He predicts that “richer” areas will tend toward research and design of products, and “poorer” ones toward production, as is already the case. Some areas will specialize in the production of products requiring manual work, and others will move toward even more automation. Some areas will produce higher cost and more customized products, and others will count on toward traditional mass production. All of this assumes, of course, that countries are not driven by national hubris to attempt to interrupt the process through political and/or military means, or protectionism, which has historically been shown to have very negative long-term effects.
But in thinking about his book, I became increasingly impressed at the misleading character of the overall numbers we use to measure national success in global ventures, This is particularly true with overall trade balance numbers. For instance, our use of GDP rather than GNP lumps production in factories in a country together, independently of ownership. As an example, our scoring system considers all products produced in China as “Chinese”, even though a quarter of the manufacturing in China is controlled by non-Chinese owned businesses (many U.S.), and does not take account of the elaborate nature of global value chains.
Marsh gives an interesting example in his book by breaking down the dollar flow from Apple iPhones, which receive much attention for being “built” in China. In 2009, the listed value of the Chinese export of iPhones to the U.S. totaled approximately $2 billion, enough to promote significant anti-China feelings among those oriented in such a direction. According to his figures, the factory transfer price (paid by Apple to Foxconn, for instance) was $179 each. But these phones contained $121.5 million of components made by US companies and exported to China to be included in the finished product. Only $6.50, or 3% of the transfer price was for assembly. The remaining $172.50 in each phone was for components coming not only from the U.S., but also from other countries such as Japan, Korea, and Germany. Looking at these figures, Marsh calculates that the trade balance to the U..S. could be seen as being $73.5 million paid to Foxconn for the assembly and related engineering effort put into the phones, offset by $121.5 million of U.S. products exported to China, for a net surplus of $48 million in our trade with China, rather than a deficit of approximately 2 billion. Components from countries other than the U.S. were, of course, indirectly paid for by the U.S. via the $179 transfer fund, but they show up as imports to China, not the U.S. Sound confusing? It is to me.
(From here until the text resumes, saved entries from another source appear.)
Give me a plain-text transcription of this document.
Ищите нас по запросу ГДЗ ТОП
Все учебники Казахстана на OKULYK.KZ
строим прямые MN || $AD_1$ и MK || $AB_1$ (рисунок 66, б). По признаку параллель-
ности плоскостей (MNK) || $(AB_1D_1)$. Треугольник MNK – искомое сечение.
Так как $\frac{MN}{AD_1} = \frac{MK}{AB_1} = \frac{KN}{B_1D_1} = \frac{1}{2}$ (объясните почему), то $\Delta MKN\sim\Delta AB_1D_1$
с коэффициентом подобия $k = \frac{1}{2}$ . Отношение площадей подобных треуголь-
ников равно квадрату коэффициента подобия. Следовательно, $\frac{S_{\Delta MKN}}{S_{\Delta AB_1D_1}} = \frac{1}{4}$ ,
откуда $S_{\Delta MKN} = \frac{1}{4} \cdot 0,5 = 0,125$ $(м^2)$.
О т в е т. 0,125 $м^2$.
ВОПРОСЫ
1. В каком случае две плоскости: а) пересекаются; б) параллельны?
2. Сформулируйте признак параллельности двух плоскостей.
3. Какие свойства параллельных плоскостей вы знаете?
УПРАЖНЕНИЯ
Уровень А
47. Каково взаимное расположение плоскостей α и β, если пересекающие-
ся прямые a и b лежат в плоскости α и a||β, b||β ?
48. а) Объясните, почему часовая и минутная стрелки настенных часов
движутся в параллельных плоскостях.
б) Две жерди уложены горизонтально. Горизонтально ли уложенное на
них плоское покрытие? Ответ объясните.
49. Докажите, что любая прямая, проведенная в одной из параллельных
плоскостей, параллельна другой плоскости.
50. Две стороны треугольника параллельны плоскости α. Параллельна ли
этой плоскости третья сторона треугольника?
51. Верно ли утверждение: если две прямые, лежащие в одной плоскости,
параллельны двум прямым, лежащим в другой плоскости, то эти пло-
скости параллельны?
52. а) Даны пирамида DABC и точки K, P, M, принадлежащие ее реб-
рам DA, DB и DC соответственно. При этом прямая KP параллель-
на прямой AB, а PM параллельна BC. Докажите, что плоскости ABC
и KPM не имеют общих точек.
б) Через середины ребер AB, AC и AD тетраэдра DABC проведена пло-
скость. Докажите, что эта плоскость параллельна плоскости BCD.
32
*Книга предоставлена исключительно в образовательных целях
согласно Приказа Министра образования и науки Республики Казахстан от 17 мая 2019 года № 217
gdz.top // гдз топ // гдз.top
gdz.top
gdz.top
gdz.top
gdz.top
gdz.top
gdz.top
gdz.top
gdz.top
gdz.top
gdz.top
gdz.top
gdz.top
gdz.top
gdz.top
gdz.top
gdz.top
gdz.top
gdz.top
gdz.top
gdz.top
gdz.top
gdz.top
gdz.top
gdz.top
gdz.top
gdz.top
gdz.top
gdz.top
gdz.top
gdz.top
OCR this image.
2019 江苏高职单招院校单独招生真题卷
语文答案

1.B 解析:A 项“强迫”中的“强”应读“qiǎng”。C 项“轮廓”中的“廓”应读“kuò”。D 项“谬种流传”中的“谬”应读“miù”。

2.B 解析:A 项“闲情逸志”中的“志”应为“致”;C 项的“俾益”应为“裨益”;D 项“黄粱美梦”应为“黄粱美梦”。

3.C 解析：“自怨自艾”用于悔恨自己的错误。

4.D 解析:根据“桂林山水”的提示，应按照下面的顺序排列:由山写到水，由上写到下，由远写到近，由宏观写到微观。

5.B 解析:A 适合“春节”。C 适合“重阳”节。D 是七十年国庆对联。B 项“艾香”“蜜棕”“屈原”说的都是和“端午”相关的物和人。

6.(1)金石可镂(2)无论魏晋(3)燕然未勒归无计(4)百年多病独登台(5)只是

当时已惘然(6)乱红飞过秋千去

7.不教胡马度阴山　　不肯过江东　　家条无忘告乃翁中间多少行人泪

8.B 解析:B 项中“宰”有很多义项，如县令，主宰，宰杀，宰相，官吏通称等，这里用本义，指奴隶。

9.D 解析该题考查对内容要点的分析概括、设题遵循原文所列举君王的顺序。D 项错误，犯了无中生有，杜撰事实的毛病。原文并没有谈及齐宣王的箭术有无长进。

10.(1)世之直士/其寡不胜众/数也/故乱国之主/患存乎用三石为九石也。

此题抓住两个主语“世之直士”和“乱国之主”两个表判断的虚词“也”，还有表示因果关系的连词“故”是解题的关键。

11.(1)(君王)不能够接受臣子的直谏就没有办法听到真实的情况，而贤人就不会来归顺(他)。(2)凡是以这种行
And of course Apple does very well by selling the finished product for approximately $500, so other than our perceived loss of jobs to Foxconn, which provides outstanding service to Apple, how unhappy should we be that the assembly of iPhones is “outsourced” to China?
When it comes to global manufacturing, if the “New Industrial Revolution” predicted by Marsh continues to take place and global value chains become even more complex, we have to learn to think a bit more deeply about balance of payments, and more cooperation between nations wiil be necessary, as well as the traditional competition.